I was pessimistic in Newsletter 31 about the prospects for cyclists in the Government’s ten year transport plan, as we awaited its publication. It came out while the newsletter was being printed, so this is the first opportunity to look at what it really says, rather than the informed speculation that preceded it.
The headline, of course, is the amount of money that is to be invested in transport – £180 billion of extra money over ten years is a lot in anyone’s books, though a substantial part of that is from private sector funding. Big funding, though, seems to mean big projects. It offers good news for railways and tramways. It puts investment back into major roads for the first time for several years, with a promise or threat, depending on your outlook, of a hundred new bypasses, major road widening and technology-led traffic management. Where does that leave cycling?
|Integrated transport? The Plan’s cover picture has a politically correct cyclist waiting at a give way line while the car speeds past.|
Cycling may benefit directly from the major funding increases promised for local transport. These are grants to local authorities, including Cambridgeshire, to support their local transport plans. That is also where the indirect benefits for things like 20 mph zones and safer streets come from. Unfortunately, this is also a big flaw: none of these things are ‘ring-fenced,’ so there is no guarantee that there will be any change. The Plan does not make any specific provisions. While generally positive about speed limit enforcement, Cambridgeshire is mainly hostile to reducing speeds.
We already knew that the Government would renege on the first target of doubling cycling trips over the six years 1996 to 2002, set out in its National Cycling Strategy. Instead, and slightly surprisingly, it has introduced a new target of tripling trips in the ten years 2000 to 2010, the lifetime of the Plan. It is hard to see why this is any more achievable than the original target, when there is nothing at all in the Plan to back up the National Cycling Strategy.

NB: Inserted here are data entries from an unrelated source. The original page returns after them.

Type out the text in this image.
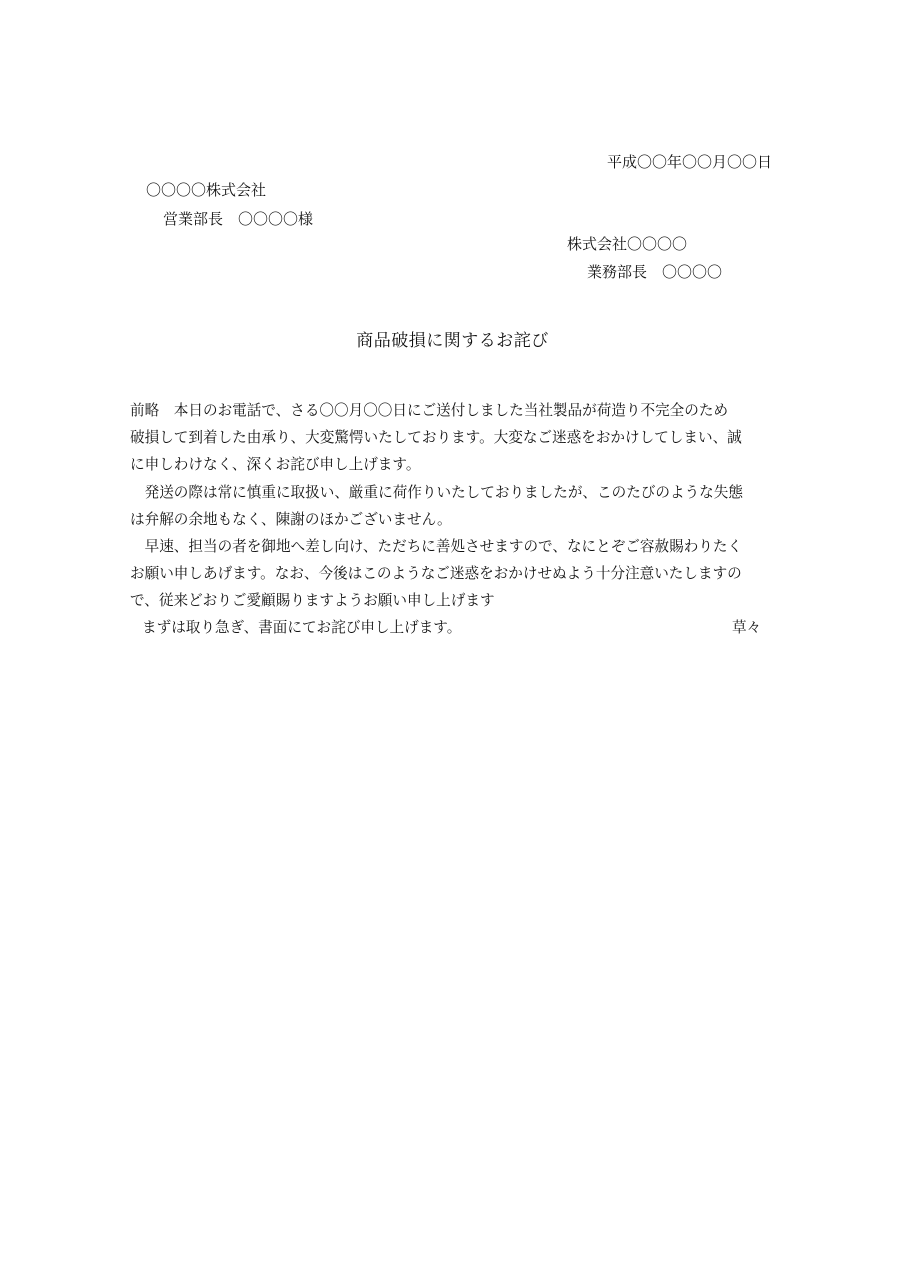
平成〇〇年〇〇月〇〇日
〇〇〇〇株式会社
営業部長　〇〇〇〇様
株式会社〇〇〇〇
業務部長　〇〇〇〇
商品破損に関するお詫び
前略　本日のお電話で、さる〇〇月〇〇日にご送付しました当社製品が荷造り不完全のため
破損して到着した由承り、大変驚愕いたしております。大変なご迷惑をおかけしてしまい、誠
に申しわけなく、深くお詫び申し上げます。
　発送の際は常に慎重に取扱い、厳重に荷作りいたしておりましたが、このたびのような失態
は弁解の余地もなく、陳謝のほかございません。
　早速、担当の者を御地へ差し向け、ただちに善処させますので、なにとぞご容赦賜わりたく
お願い申しあげます。なお、今後はこのようなご迷惑をおかけせぬよう十分注意いたしますの
で、従来どおりご愛顧賜りますようお願い申し上げます
まずは取り急ぎ、書面にてお詫び申し上げます。	草々
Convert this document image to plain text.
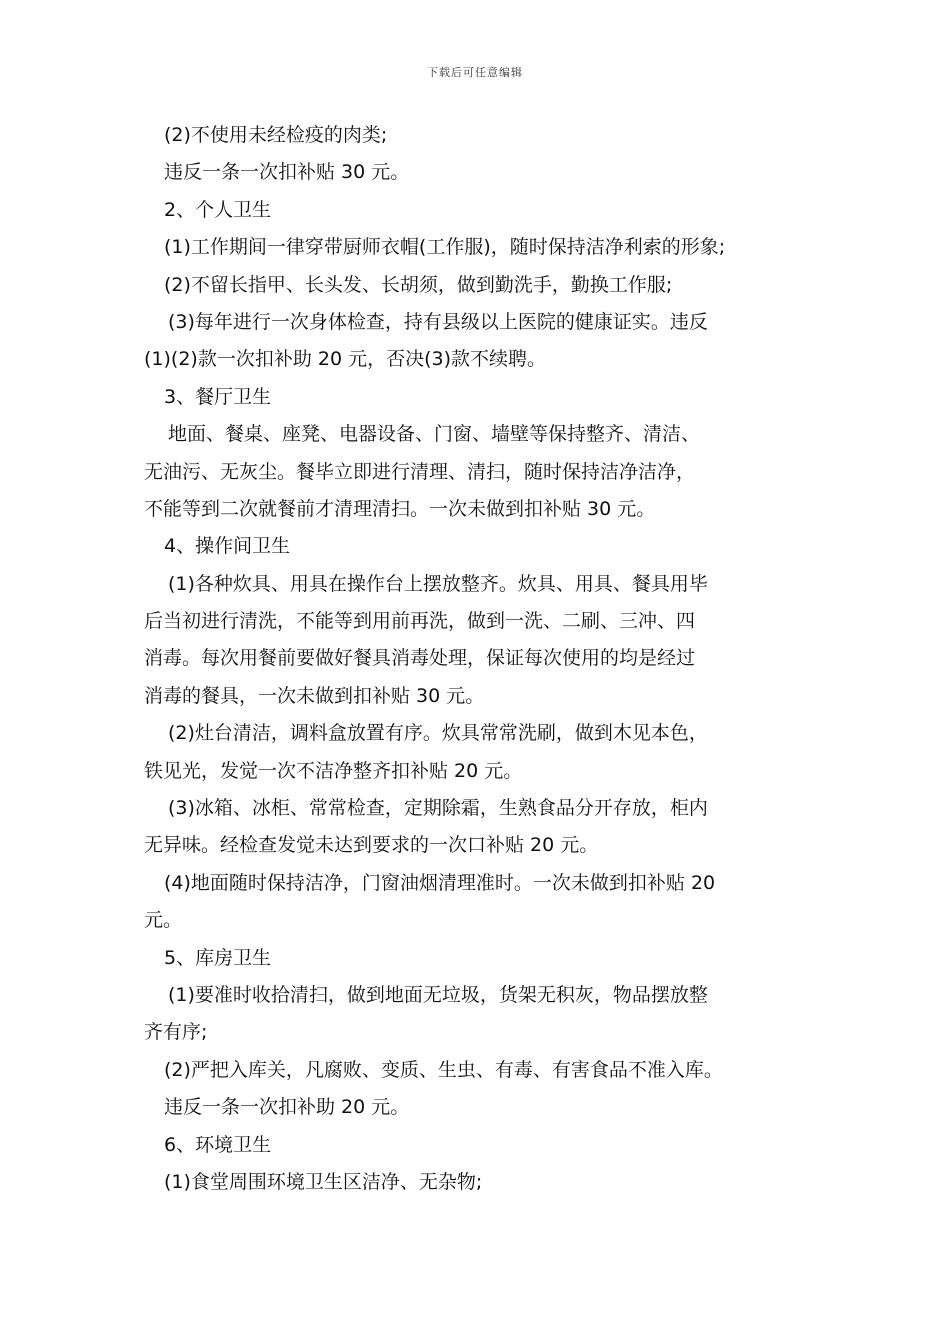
下载后可任意编辑
(2)不使用未经检疫的肉类;
违反一条一次扣补贴 30 元。
2、个人卫生
(1)工作期间一律穿带厨师衣帽(工作服)，随时保持洁净利索的形象;
(2)不留长指甲、长头发、长胡须，做到勤洗手，勤换工作服;
(3)每年进行一次身体检查，持有县级以上医院的健康证实。违反
(1)(2)款一次扣补助 20 元，否决(3)款不续聘。
3、餐厅卫生
地面、餐桌、座凳、电器设备、门窗、墙壁等保持整齐、清洁、
无油污、无灰尘。餐毕立即进行清理、清扫，随时保持洁净洁净，
不能等到二次就餐前才清理清扫。一次未做到扣补贴 30 元。
4、操作间卫生
(1)各种炊具、用具在操作台上摆放整齐。炊具、用具、餐具用毕
后当初进行清洗，不能等到用前再洗，做到一洗、二刷、三冲、四
消毒。每次用餐前要做好餐具消毒处理，保证每次使用的均是经过
消毒的餐具，一次未做到扣补贴 30 元。
(2)灶台清洁，调料盒放置有序。炊具常常洗刷，做到木见本色，
铁见光，发觉一次不洁净整齐扣补贴 20 元。
(3)冰箱、冰柜、常常检查，定期除霜，生熟食品分开存放，柜内
无异味。经检查发觉未达到要求的一次口补贴 20 元。
(4)地面随时保持洁净，门窗油烟清理准时。一次未做到扣补贴 20
元。
5、库房卫生
(1)要准时收拾清扫，做到地面无垃圾，货架无积灰，物品摆放整
齐有序;
(2)严把入库关，凡腐败、变质、生虫、有毒、有害食品不准入库。
违反一条一次扣补助 20 元。
6、环境卫生
(1)食堂周围环境卫生区洁净、无杂物;
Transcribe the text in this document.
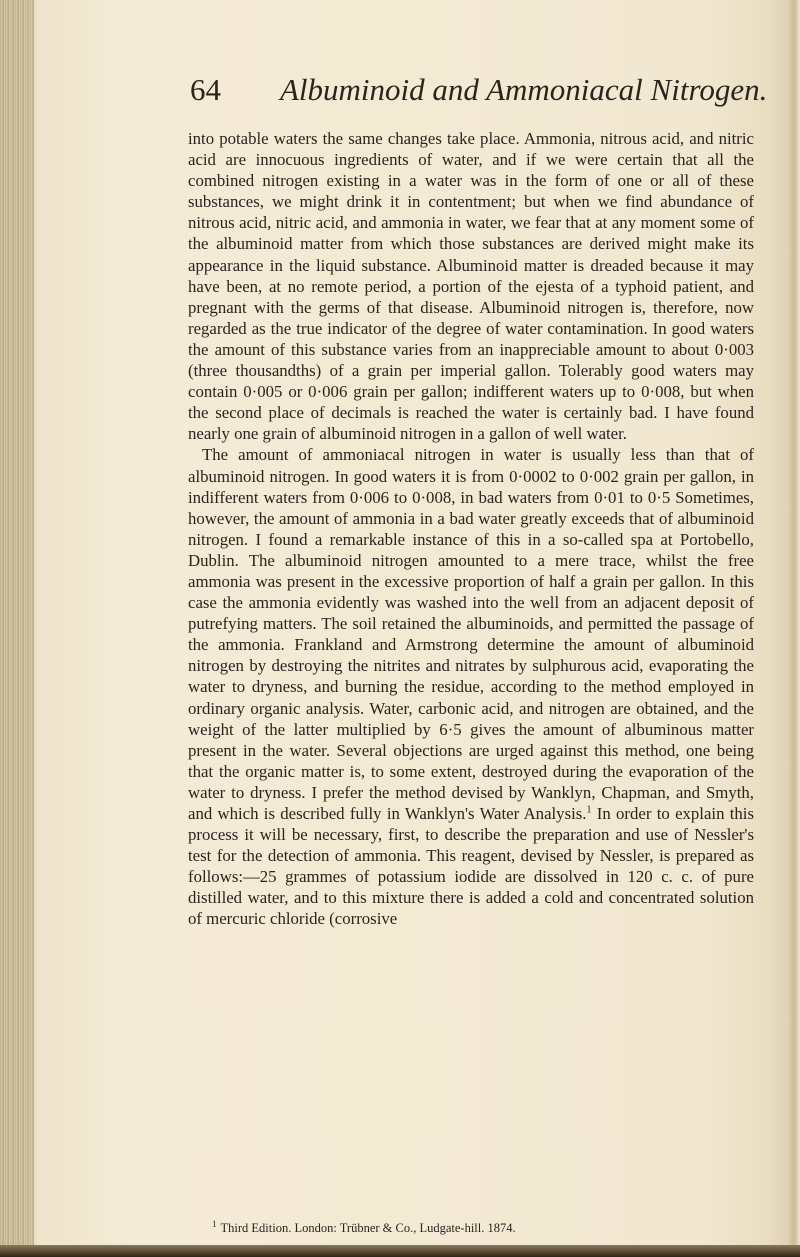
64 Albuminoid and Ammoniacal Nitrogen.

into potable waters the same changes take place. Ammonia, nitrous acid, and nitric acid are innocuous ingredients of water, and if we were certain that all the combined nitrogen existing in a water was in the form of one or all of these substances, we might drink it in contentment; but when we find abundance of nitrous acid, nitric acid, and ammonia in water, we fear that at any moment some of the albuminoid matter from which those substances are derived might make its appearance in the liquid substance. Albuminoid matter is dreaded because it may have been, at no remote period, a portion of the ejesta of a typhoid patient, and pregnant with the germs of that disease. Albuminoid nitrogen is, therefore, now regarded as the true indicator of the degree of water contamination. In good waters the amount of this substance varies from an inappreciable amount to about 0·003 (three thousandths) of a grain per imperial gallon. Tolerably good waters may contain 0·005 or 0·006 grain per gallon; indifferent waters up to 0·008, but when the second place of decimals is reached the water is certainly bad. I have found nearly one grain of albuminoid nitrogen in a gallon of well water.

The amount of ammoniacal nitrogen in water is usually less than that of albuminoid nitrogen. In good waters it is from 0·0002 to 0·002 grain per gallon, in indifferent waters from 0·006 to 0·008, in bad waters from 0·01 to 0·5 Sometimes, however, the amount of ammonia in a bad water greatly exceeds that of albuminoid nitrogen. I found a remarkable instance of this in a so-called spa at Portobello, Dublin. The albuminoid nitrogen amounted to a mere trace, whilst the free ammonia was present in the excessive proportion of half a grain per gallon. In this case the ammonia evidently was washed into the well from an adjacent deposit of putrefying matters. The soil retained the albuminoids, and permitted the passage of the ammonia. Frankland and Armstrong determine the amount of albuminoid nitrogen by destroying the nitrites and nitrates by sulphurous acid, evaporating the water to dryness, and burning the residue, according to the method employed in ordinary organic analysis. Water, carbonic acid, and nitrogen are obtained, and the weight of the latter multiplied by 6·5 gives the amount of albuminous matter present in the water. Several objections are urged against this method, one being that the organic matter is, to some extent, destroyed during the evaporation of the water to dryness. I prefer the method devised by Wanklyn, Chapman, and Smyth, and which is described fully in Wanklyn's Water Analysis.$^1$ In order to explain this process it will be necessary, first, to describe the preparation and use of Nessler's test for the detection of ammonia. This reagent, devised by Nessler, is prepared as follows:—25 grammes of potassium iodide are dissolved in 120 c. c. of pure distilled water, and to this mixture there is added a cold and concentrated solution of mercuric chloride (corrosive

$^1$ Third Edition. London: Trübner & Co., Ludgate-hill. 1874.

There are thirty five mentions of ‘cycling’, ‘bicycle’ etc. in the Plan. Most of these are things like captions on graphs showing modal split, or woolliness such as ‘encouraging shops and services at the neighbourhood level so people can walk or cycle for their day-to-day needs.’ There is no indication at all of how this will be achieved, who will do the encouraging, by when and with what monitoring of effectiveness. An excellent sentiment, but lacking teeth.

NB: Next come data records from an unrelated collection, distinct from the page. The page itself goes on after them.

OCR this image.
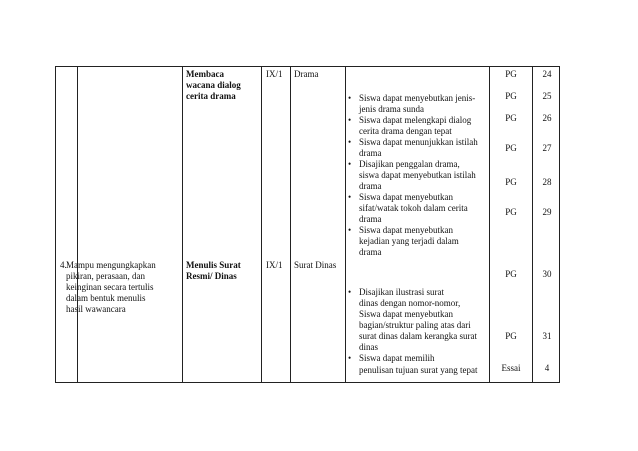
4. Mampu mengungkapkan
pikiran, perasaan, dan
keinginan secara tertulis
dalam bentuk menulis
hasil wawancara
Membaca
wacana dialog
cerita drama
IX/1 Drama
Menulis Surat
Resmi/ Dinas
IX/1 Surat Dinas
• Siswa dapat menyebutkan jenis-
jenis drama sunda
• Siswa dapat melengkapi dialog
cerita drama dengan tepat
• Siswa dapat menunjukkan istilah
drama
• Disajikan penggalan drama,
siswa dapat menyebutkan istilah
drama
• Siswa dapat menyebutkan
sifat/watak tokoh dalam cerita
drama
• Siswa dapat menyebutkan
kejadian yang terjadi dalam
drama
• Disajikan ilustrasi surat
dinas dengan nomor-nomor,
Siswa dapat menyebutkan
bagian/struktur paling atas dari
surat dinas dalam kerangka surat
dinas
• Siswa dapat memilih
penulisan tujuan surat yang tepat
PG
PG
PG
PG
PG
PG
PG
PG
Essai
24
25
26
27
28
29
30
31
4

The Plan also shows the way in which its non-cycling authors think about cyclists: as pedestrians with wheels, rather than cars without engines. ‘Cycling’ is nearly always suffixed by ‘and walking’, a habit we have also had cause to criticise the County Council for adopting. The Plan’s section on cycling and (you guessed it) walking – see Box – is about as specific as it gets. The one exception is for London, where there is a commitment to complete the London Cycle Network.
Incredibly, there is a whole chapter on Safety, which mentions cycling only in this sentence: ‘We want people to travel safely and to feel secure whether they are on foot or bicycle, in a car, on a train, or bus, at sea or on a plane.’ In contrast, there are details on major investment in train warning systems, and rail staff notification procedures and on so on. While any casualties are regrettable, the amount of new money being spent on rail safety is out of proportion. Many more cyclists die on Britain’s roads than die in rail crashes, yet we are talking factors of tens of thousands of times less funding for safety initiatives.